Since many analytics model use cases are aimed at improving, growing, and protecting customer, supplier, and partner relationships, location information and address validation will always be a critical input. “Whether that's taking an address, applying geocodes to it or any number of additional attributes about the geo aspect of the information, it drives all kinds of interesting geo-based analytics,” said Ron.

Some examples include “improving visualizations to see how things are doing in region, in state and country. Different slices of data, postal codes, or even the exact latitude and longitude,” Ron explained. SAS’ Financial Services customers have realized location information can broaden their value landscape. “Beyond crunching financial data, [location data] puts that in context of where it is in the globe, how it is relative to customer mix in different locations.”

In some cases the enterprise needs to mitigate the risk of certain relationships. “The North Carolina Department of Insurance, investigates potential insurance crimes, fraud in their accounts and then provides the accountability and the reference information needed to find potential fraud cases,” Ron shared

Leveraging Loqate’s address verification and location data has become even more seamless with the release of SAS Viya, “we've expanded beyond verifying geocoding addresses. We've added email address verification, phone number, address verification,” Ron announced.

The math has to be right

In many cases the likelihood of a model getting into production will be heavily influenced by its resiliency. “Where the math has to be right, it's got to be right every time, 24/7, 365 at enormous scale,” Ron revealed. And models that start strong might begin to change in unexpected ways. “You’ll need all kinds of interesting technologies to monitor how those models perform over time.”
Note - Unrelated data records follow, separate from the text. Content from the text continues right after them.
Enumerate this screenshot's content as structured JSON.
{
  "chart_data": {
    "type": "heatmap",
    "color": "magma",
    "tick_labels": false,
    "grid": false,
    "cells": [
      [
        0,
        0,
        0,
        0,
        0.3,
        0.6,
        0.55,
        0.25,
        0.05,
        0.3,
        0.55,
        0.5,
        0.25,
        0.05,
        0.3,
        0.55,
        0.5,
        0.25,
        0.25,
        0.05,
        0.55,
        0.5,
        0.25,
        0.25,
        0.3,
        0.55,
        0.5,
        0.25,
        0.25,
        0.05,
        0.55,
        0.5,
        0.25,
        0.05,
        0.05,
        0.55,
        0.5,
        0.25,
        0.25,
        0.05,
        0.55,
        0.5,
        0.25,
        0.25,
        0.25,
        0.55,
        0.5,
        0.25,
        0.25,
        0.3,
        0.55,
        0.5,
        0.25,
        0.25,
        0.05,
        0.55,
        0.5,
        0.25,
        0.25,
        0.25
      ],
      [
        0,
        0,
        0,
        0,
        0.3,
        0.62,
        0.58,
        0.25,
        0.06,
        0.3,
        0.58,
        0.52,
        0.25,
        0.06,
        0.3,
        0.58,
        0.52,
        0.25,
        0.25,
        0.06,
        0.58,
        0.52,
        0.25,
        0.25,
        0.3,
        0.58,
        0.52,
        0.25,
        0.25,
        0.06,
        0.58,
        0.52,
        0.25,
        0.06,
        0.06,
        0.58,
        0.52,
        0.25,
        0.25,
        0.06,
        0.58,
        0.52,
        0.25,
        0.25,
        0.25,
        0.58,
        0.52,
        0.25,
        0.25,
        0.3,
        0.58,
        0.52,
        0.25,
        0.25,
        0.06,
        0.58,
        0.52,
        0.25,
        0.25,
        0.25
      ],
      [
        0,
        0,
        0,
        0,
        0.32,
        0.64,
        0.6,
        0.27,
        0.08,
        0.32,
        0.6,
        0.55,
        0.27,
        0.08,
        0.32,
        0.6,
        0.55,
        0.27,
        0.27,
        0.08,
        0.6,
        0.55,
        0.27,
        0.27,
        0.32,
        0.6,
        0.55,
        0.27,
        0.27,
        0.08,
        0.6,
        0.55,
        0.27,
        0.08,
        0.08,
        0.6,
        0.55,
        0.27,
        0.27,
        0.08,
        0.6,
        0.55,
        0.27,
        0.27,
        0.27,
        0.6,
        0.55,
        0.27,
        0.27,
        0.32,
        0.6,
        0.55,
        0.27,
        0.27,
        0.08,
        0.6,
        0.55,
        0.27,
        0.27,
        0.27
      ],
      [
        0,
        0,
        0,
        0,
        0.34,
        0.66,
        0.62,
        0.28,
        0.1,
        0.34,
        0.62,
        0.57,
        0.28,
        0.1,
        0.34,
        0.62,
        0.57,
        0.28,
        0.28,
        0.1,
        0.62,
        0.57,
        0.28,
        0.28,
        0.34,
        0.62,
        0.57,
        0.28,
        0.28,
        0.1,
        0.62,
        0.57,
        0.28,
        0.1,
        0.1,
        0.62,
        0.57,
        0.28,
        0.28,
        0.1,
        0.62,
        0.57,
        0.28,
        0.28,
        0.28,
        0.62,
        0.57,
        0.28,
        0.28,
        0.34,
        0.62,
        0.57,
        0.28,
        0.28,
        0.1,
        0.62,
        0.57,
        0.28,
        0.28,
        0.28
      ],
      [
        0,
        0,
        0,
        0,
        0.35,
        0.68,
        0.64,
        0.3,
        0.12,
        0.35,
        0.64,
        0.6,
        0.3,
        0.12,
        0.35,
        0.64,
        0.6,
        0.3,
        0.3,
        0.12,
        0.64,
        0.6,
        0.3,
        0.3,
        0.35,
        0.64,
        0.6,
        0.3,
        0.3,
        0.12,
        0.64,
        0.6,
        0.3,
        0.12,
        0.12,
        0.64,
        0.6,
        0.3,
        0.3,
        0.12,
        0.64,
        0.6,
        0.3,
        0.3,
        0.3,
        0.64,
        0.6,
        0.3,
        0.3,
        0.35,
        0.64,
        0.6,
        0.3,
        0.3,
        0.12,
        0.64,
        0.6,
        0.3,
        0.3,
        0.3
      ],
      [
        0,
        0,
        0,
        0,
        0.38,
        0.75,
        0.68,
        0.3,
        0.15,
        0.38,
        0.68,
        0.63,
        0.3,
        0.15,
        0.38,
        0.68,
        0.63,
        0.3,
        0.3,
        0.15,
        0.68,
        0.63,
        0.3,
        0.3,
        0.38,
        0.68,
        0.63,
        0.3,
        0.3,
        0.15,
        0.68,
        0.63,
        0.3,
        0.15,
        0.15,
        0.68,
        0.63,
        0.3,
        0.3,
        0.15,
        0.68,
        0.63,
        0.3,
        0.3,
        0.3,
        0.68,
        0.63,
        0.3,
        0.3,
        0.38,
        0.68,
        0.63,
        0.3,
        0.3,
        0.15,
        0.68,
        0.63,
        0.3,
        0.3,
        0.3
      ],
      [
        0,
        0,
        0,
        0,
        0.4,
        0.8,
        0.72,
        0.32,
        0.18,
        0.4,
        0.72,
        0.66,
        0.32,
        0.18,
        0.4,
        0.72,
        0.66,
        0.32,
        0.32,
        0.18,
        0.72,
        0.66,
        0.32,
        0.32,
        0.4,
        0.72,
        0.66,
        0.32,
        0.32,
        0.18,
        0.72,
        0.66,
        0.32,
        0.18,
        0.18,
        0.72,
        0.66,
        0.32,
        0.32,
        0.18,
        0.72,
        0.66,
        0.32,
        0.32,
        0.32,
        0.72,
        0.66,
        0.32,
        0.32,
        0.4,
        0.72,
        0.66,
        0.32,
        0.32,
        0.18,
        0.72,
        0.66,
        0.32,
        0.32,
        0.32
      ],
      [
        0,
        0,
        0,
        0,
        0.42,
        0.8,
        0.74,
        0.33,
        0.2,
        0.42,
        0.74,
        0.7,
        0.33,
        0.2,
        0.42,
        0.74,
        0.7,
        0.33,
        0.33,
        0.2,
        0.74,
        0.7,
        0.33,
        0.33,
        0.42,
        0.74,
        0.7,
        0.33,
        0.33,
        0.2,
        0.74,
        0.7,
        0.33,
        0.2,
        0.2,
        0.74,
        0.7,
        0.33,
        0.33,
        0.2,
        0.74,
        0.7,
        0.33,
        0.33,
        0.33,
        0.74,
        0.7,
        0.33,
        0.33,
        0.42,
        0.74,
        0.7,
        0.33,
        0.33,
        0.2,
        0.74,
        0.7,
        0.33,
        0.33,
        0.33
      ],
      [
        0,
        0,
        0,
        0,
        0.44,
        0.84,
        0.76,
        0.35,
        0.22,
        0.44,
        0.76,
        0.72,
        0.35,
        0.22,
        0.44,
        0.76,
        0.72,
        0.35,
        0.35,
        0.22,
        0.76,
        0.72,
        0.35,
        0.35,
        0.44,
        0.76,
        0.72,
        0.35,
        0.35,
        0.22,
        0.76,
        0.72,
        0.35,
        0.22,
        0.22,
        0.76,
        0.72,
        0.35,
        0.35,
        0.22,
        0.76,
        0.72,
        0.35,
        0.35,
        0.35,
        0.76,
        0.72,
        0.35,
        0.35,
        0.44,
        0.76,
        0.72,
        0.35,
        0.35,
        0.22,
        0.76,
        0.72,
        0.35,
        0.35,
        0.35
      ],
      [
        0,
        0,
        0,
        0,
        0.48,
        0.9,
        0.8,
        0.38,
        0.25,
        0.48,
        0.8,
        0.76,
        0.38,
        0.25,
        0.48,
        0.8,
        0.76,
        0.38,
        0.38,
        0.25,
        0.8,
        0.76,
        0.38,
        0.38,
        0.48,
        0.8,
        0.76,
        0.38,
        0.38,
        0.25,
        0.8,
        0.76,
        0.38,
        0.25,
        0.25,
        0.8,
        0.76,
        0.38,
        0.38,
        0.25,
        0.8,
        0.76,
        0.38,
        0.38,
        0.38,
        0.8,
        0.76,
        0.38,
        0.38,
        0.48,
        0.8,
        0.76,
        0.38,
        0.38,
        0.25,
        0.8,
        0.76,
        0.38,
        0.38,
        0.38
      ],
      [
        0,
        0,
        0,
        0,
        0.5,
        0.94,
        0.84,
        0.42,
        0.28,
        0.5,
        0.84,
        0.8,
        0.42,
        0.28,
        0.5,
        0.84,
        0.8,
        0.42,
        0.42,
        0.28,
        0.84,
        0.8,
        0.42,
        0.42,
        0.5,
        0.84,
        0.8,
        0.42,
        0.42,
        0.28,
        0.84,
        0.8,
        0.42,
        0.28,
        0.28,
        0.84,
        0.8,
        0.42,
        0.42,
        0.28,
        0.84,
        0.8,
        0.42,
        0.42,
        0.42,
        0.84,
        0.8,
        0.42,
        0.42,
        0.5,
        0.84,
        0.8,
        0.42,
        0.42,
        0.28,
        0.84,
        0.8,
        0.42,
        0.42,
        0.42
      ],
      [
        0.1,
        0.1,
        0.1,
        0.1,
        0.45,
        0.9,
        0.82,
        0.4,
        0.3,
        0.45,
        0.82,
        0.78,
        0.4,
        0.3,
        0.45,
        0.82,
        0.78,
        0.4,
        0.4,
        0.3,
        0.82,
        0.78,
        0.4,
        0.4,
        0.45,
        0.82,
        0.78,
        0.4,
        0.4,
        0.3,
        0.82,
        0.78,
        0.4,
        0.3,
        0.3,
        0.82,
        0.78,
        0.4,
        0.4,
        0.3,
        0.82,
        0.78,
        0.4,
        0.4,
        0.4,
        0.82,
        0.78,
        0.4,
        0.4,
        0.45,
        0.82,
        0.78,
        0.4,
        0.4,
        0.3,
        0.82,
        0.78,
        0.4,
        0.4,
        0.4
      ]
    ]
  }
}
Avoiding what one might perhaps refer to as model downtime is a constant challenge for enterprise data leaders who need to call out outliers when they come across them. “If you're building a report for an executive dashboard,” said Ron “and you select a couple variables that may have some issues with them, we'll let you know as you're doing that. And then we can carry that all the way through the modeling exercise. We're letting you know that you may have selected data that may skew your model, move it in a different direction, giving you results that you didn't quite think of.”

With software observability leading to data observability could model observability be far behind? “Taking analytics and putting that into production,” concluded Ron, “we've been doing that for a really long time.” So while the model observability buzzword may have yet to be coined, it sure sounds like that’s something Ron and the team at SAS have already been doing for a really long time.